Faster, GHC, and floating point.

Simon Marlow simonmar at microsoft.com
Tue Oct 21 11:58:53 EDT 2003


 
> I added some `seq` 's to the code.
> I also used SSE (not p4, i don't have the p4 available by 
> now, but i'll
> test it)
> and indeed, it runs _a bit_ faster: ~640 now vs. 711 ms 
> before (Speedup
> 1.11).
> 
> Now, Haskell takes 4.57 the time of C++ (cygwin gnu C++ with -O2).
> 
> But if i look in the interface file by -ddump-hi, i see lot's 
> of U(L) 's
> instead of S
> or similar in the signature of the functions. I think that 
> U(L) is better
> than L, but can i do better than U(L) somehow?

Hard to tell without investigating the code in detail.  U(L) is indeed
better than S, though.

If you're up to reading Core, you could try -ddump-simpl and see if the
code generated by the compiler is what you expect.  This is the only
tool for investigating performance problems on a small scale.

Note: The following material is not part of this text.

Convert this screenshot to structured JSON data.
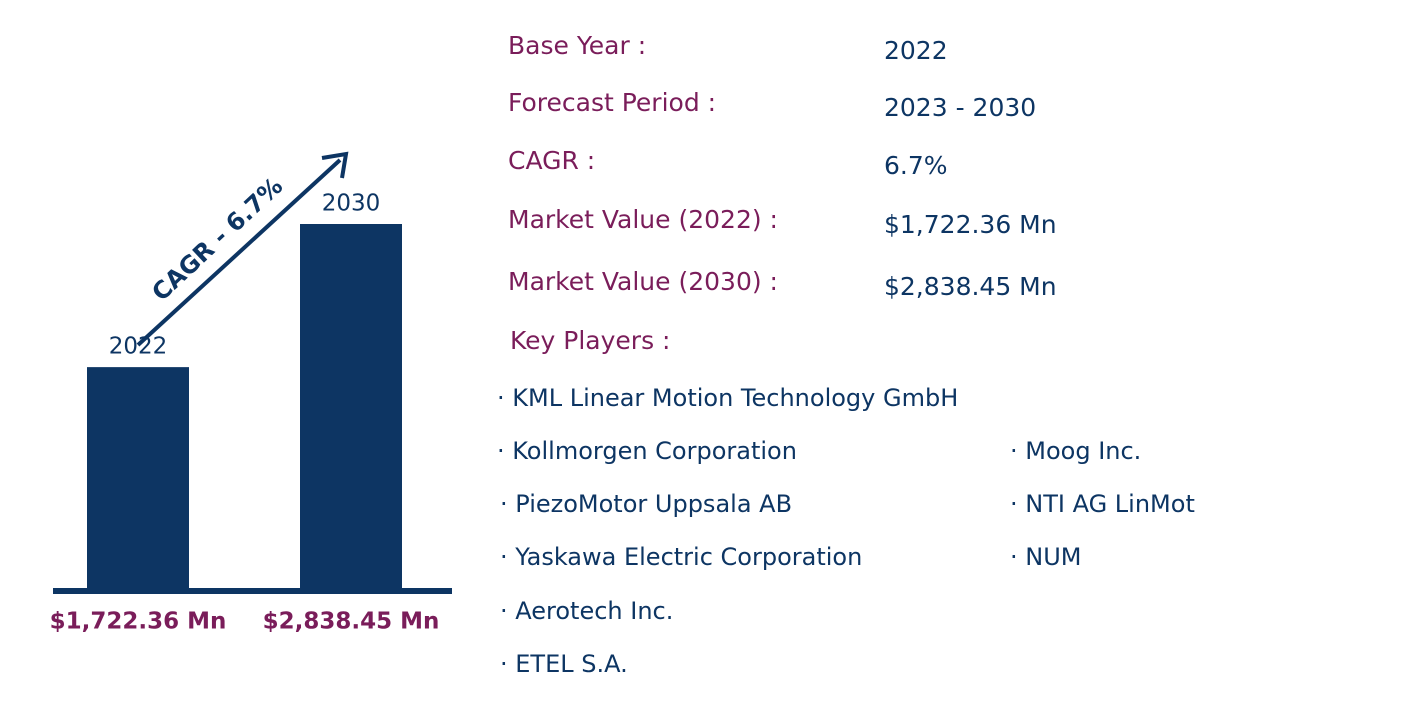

Or, you could try converting your code to use unboxed Double# values and
primitive operations, instead of the plain Double.  In general, it is
better to convince the compiler to do this itself (by making things
strict enough), but sometimes using Double# directly is a good idea for
really performance-critical code.  Also this will tell you whether your
performance problems are due to strictness/boxing or something else.  It
should be possible to obtain the same performance as C++ (or better).